“I think I can safely say that nobody understands quantum mechanics.”
— Richard Feynman, in The Character of Physical Law
Over the weekend, I posted a note about Mozilla Firefox getting an exemption from some eof the normal regulations on the export of strong cryptography. The cryptography in question is used to implement the TLS/SSL secure browsing (the https: protocol) between the Web site and the user’s computer. It employs a cryptographic technique called a public-key algorithm. Without going into the details, these algorithms rely for their security on the difficulty of factoring very large numbers. (By factoring, I’m referring to the unique factorization of any positive integer as a product of prime numbers — according to the fundamental theorem of arithmetic.) More specifically, there is no known algorithm that can compute factorizations in polynomial time.
The difficulty of factoring large integers using conventional algorithms and computers is fairly well understood. It is always, of course, possible that a breakthrough will be found tomorrow, but the problem has been extensively studied and such a breakthrough seems unlikely. However, there have been discussions of the use of quantum computing, which embodies principles from quantum mechanics, and in theory can solve problems like factorization much more rapidly than conventional computers. A technique called Shor’s algorithm can theoretically compute factorizations in polynomial time. It is difficult to explain how this works without actually digging into the mathematics, but the effect is similar to a massively parallel attack on the problem.
This is a very cool bit of mathematics. It has not had any practical application to date, because no one has yet figured out a way to build a quantum computer of reasonable scale. Now the IEEE Spectrum has a report that researchers at the University of Bristol in the UK have constructed a chip-scale quantum computer, and used it to factor a number using Shor’s algorithm.
There have been various dire and hyperventilating predictions about what this might mean for security, Internet commerce, and the future of Western civilization. I think we can relax for a while. First, the number that was actually factored was only four bits long: 15. And 15 is not just any four-bit number; it has the special form:
(2n + 1 ) (2n – 1) or
5 · 3 = 15
the binary forms of which make factoring easier. This is not to minimize the researchers’ achievement, just to say that you will probably not see this technology at Best Buy in time for Christmas. Current, readily available cryptography software can use 4096-bit keys, and the scaling problems of the quantum technology are formidable. Mordaxus, at the Emergent Chaos blog, has an essay on the likely near-term impact of this technology (answer: very little).

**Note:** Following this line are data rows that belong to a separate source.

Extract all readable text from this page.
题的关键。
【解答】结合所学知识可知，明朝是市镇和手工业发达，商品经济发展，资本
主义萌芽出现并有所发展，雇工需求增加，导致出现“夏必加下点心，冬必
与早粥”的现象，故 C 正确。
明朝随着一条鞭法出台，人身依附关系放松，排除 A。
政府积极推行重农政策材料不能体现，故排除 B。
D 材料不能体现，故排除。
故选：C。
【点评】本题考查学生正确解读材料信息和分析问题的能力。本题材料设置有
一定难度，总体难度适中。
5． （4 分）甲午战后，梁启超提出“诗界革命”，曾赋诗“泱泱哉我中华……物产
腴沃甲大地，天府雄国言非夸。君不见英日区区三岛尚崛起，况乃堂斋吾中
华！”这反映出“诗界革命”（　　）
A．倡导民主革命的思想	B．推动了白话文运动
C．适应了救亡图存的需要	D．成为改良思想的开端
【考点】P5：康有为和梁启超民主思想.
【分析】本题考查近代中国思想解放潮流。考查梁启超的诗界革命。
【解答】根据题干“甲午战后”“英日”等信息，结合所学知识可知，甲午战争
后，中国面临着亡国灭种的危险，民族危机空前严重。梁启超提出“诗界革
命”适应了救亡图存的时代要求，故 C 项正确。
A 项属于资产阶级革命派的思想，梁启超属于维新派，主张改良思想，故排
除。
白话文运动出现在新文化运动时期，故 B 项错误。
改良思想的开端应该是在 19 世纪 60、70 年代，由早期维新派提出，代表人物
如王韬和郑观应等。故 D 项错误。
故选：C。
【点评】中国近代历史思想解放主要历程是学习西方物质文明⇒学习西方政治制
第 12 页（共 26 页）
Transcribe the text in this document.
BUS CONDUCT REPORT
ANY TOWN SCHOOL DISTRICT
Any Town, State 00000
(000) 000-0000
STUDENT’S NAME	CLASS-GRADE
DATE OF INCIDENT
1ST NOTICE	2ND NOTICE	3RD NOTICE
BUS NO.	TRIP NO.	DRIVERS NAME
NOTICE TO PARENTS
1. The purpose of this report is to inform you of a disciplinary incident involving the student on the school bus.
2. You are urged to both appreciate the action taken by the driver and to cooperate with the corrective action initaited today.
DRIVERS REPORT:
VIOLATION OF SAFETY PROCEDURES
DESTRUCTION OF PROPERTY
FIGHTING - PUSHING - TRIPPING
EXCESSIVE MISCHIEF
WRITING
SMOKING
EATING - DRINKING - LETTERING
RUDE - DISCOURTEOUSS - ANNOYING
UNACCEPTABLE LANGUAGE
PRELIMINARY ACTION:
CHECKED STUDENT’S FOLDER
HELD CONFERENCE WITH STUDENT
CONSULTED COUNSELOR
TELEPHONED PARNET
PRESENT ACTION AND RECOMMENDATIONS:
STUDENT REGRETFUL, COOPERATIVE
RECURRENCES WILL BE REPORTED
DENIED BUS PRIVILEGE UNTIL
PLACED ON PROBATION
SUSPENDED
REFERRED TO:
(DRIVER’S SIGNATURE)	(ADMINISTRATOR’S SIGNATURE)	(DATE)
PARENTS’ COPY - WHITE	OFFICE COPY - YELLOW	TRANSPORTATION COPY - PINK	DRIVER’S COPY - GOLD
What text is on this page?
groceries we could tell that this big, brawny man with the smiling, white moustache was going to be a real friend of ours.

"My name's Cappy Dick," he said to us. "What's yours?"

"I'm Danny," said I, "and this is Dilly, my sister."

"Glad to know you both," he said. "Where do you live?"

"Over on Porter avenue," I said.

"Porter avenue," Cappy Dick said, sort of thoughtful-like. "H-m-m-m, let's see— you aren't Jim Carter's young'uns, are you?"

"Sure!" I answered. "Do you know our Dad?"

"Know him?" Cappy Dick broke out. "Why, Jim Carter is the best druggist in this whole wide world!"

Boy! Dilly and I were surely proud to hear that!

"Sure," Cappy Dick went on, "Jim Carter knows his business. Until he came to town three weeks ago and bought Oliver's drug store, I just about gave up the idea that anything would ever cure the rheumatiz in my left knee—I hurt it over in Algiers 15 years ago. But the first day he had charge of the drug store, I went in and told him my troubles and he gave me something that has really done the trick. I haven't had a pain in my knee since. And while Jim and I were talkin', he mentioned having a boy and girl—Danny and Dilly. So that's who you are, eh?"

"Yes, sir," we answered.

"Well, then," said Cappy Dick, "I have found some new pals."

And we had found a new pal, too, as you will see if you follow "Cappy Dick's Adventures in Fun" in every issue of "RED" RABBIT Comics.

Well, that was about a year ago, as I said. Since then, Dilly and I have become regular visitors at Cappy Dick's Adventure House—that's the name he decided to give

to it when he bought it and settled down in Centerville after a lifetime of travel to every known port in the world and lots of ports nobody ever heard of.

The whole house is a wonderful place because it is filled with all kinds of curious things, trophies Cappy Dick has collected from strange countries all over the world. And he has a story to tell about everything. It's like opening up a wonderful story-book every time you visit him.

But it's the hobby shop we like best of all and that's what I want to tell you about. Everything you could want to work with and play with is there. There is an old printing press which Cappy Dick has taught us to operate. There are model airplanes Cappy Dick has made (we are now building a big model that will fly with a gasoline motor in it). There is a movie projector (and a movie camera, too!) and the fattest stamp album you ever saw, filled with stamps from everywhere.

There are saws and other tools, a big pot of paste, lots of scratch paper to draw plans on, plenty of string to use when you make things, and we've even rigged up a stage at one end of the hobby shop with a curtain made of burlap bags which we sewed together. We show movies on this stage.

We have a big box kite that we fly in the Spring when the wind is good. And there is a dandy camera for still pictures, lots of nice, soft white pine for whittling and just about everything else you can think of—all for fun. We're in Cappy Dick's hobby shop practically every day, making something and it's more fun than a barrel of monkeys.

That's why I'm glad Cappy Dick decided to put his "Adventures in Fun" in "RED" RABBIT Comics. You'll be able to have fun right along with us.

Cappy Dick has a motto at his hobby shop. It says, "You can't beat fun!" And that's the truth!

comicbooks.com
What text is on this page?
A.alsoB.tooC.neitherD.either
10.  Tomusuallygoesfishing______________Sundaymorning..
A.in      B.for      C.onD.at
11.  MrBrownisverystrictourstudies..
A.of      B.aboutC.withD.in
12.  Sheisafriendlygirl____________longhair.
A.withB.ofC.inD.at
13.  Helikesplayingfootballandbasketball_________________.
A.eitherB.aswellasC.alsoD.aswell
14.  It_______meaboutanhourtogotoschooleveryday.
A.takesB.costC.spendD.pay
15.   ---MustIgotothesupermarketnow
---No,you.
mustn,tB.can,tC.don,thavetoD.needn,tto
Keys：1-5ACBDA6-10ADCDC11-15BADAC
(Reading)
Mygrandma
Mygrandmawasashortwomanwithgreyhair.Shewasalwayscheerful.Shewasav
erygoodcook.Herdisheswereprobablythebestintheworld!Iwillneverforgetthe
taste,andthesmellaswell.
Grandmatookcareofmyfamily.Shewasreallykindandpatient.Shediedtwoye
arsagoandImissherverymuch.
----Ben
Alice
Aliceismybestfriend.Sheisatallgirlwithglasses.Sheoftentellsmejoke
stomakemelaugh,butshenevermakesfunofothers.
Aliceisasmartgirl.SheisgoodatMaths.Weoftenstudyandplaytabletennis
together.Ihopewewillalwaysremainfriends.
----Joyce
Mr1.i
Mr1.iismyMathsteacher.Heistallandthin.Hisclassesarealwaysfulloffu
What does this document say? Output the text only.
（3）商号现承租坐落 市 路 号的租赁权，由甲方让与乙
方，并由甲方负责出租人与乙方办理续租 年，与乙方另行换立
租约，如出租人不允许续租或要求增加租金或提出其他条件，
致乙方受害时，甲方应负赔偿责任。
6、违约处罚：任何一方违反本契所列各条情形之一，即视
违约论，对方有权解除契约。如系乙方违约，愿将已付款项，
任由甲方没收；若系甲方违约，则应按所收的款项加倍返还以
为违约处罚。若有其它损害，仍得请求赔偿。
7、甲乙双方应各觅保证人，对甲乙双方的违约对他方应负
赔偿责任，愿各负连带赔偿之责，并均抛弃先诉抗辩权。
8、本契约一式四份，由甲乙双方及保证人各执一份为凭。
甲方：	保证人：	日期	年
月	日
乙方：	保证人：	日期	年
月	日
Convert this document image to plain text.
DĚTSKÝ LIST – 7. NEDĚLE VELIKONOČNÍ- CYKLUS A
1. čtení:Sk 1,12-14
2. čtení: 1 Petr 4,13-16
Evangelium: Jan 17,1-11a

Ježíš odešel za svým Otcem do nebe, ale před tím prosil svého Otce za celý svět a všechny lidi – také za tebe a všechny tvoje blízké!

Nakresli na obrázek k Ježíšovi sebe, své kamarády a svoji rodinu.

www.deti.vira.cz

Perhaps more to the point, Bruce Schneier has pointed out that all of this is still many years away. Also, although the effects on current public-key cryptography would be severe, the impact on traditional, symmetrical (secret key) cryptography would be considerably less, amounting essentially to reducing the effective key length by half.
This is interesting and important research, but your browsing sessions and PGP-encrypted E-mails are probably safe for a while. And, as Schneier also points out, security is a chain, only as strong as its weakest link; there are many links in current security protocols much weaker than the cryptography they use.